Per il rettore dell’Università politecnica delle Marche “Sarebbe più che auspicabile un coinvolgimento delle piccole e micro aziende sul versante Pnrr. La forza deve essere quella dell’aggregazione tra piccole realtà”. E sui settori produttivi: “Le pmi hanno un grande knowhow sulla transizione tecnologica ed energetica”

Il punto non è solo incassare la terza rata da 19 miliardi del Pnrr. Ma il vero obiettivo deve essere quello di generare un “impatto positivo” sulle micro e piccole imprese. Ossia su quell’ossatura produttiva sulla quale si regge, nei fatti, il sistema economico italiano. Il ministro agli Affari Europei, Raffaele Fitto, ribadisce che il Pnrr “è un’opportunità”. Affinché gli effetti siano il più possibile tangibili “occorre che il Governo guardi alle piccole imprese”. Ne è convinto il rettore dell’Università Politecnica delle Marche, Gian Luca Gregori che a Formiche.net prova a fornire qualche coordinata in questo senso.

Rettore Gregori, partiamo da una prima considerazione sull’operato del governo. L’obiettivo della flessibilità sui tempi è ragionevole?

Certo, lo sforzo del governo in questo senso coglie un’istanza reale. Ma, oltre a ragionare sul tempo, occorre ragionare sull’effettiva capacità delle strutture organizzative (e di rendicontazione) di gestire questa molte di risorse che – teniamo a ribadirlo – è senz’altro un’opportunità, ma deve essere incanalata nel modo giusto.

Andiamo alle ricadute sulle piccole imprese. Sarà possibile che le risorse del Pnrr generino un effetto moltiplicatore e possano intervenire positivamente nel nostro sistema produttivo?

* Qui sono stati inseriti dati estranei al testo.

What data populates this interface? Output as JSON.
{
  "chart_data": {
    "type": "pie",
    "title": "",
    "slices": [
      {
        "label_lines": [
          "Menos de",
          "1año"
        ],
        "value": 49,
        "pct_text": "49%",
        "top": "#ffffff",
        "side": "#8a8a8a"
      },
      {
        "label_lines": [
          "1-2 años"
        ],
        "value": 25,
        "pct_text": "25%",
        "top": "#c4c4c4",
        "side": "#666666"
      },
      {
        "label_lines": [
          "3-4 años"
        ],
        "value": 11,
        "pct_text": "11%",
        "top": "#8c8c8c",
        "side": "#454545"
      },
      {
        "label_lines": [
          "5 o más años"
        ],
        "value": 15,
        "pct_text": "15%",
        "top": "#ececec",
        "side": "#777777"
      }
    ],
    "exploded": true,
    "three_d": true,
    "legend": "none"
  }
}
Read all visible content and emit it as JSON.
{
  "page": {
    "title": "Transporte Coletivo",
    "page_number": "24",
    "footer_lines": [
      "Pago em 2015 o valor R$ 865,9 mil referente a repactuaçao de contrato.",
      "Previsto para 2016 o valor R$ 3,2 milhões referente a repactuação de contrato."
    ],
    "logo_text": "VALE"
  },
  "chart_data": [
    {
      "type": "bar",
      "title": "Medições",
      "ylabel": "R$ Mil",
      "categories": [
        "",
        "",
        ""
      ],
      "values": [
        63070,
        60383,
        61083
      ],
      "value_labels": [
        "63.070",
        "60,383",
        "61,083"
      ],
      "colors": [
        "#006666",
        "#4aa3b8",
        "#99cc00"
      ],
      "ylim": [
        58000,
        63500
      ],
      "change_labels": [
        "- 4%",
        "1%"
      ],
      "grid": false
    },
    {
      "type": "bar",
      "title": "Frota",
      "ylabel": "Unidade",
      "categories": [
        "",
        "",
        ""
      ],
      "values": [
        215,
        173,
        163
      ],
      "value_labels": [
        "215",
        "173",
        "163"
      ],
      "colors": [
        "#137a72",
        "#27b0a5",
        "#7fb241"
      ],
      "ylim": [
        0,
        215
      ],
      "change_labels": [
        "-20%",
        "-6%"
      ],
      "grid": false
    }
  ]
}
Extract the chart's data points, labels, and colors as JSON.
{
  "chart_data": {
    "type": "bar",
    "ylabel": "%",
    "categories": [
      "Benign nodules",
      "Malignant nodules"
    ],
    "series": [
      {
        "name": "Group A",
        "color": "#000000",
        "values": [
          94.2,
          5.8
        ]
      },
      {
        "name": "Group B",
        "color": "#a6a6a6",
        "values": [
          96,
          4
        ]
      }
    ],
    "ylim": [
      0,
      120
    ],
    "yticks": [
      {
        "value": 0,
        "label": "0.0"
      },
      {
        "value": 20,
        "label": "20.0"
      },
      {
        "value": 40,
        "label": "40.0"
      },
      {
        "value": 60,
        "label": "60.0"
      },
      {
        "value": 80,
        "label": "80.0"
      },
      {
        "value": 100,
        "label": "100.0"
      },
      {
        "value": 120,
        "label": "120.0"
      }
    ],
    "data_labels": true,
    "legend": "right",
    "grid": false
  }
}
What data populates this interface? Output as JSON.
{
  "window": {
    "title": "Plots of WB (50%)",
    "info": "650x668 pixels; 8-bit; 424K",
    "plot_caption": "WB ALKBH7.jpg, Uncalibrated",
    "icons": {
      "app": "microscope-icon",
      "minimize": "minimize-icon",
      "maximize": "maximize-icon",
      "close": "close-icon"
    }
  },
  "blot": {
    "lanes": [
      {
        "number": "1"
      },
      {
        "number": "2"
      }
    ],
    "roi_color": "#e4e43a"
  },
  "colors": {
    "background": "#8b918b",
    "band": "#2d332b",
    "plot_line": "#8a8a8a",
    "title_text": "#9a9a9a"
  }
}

Il numero di aziende con un massimo di cinquanta addetti, in Italia, supera il 90% del totale. Per cui direi che è più che auspicabile un coinvolgimento delle piccole e micro aziende sul versante Pnrr. Prevedo due tipologie di ricadute: indirette e dirette. Su queste ultime occorre che i corpi intermedi favoriscano l’aggregazione delle piccole realtà produttive che, singolarmente, non avrebbero le caratteristiche per partecipare ai bandi.

Delle associazioni temporanee di imprese?

La formula può essere questa o di altro genere. L’importante è che ci sia un’azione decisa in questo senso. Nelle micro e piccole realtà spesso non ci sono neanche le caratteristiche strutturali per accedere ai bandi, ma se si uniscono le forze accorciando le filiere (attraverso la clusterizzazione delle realtà produttive), ecco che un apparente scoglio può trasformarsi in opportunità.

Quale deve essere l’azione della politica in questo senso?

Creare un terreno favorevole affinché si costituiscano questi gruppi di imprese che riescano a intercettare le risorse europee. Aggiungo che, a mio giudizio, si deve studiare una forma di complementarietà fra i fondi strutturali europei e quelli del Pnrr.

In quali ambiti lei ritiene che il ruolo delle piccole imprese possa essere determinante?

Le piccole imprese hanno sviluppato un know how di grande rilevanza nell’ambito dell’applicazione delle nuove tecnologie ai cicli produttivi. Credo che la transizione digitale, che rientra tra le missioni del Pnrr, passi dalle micro e piccole aziende. Alla transizione tecnologica si lega anche quella energetica: l’autoproduzione è una delle potenzialità maggiormente sviluppate delle micro e piccole realtà sul territorio. Ecco, in questa chiave, facendo leva sulla nostra forza manifatturiera, ritengo che le micro e piccole imprese assumeranno un ruolo determinante nella messa a terra del Pnrr e nel raggiungimento degli obiettivi che si prefigge.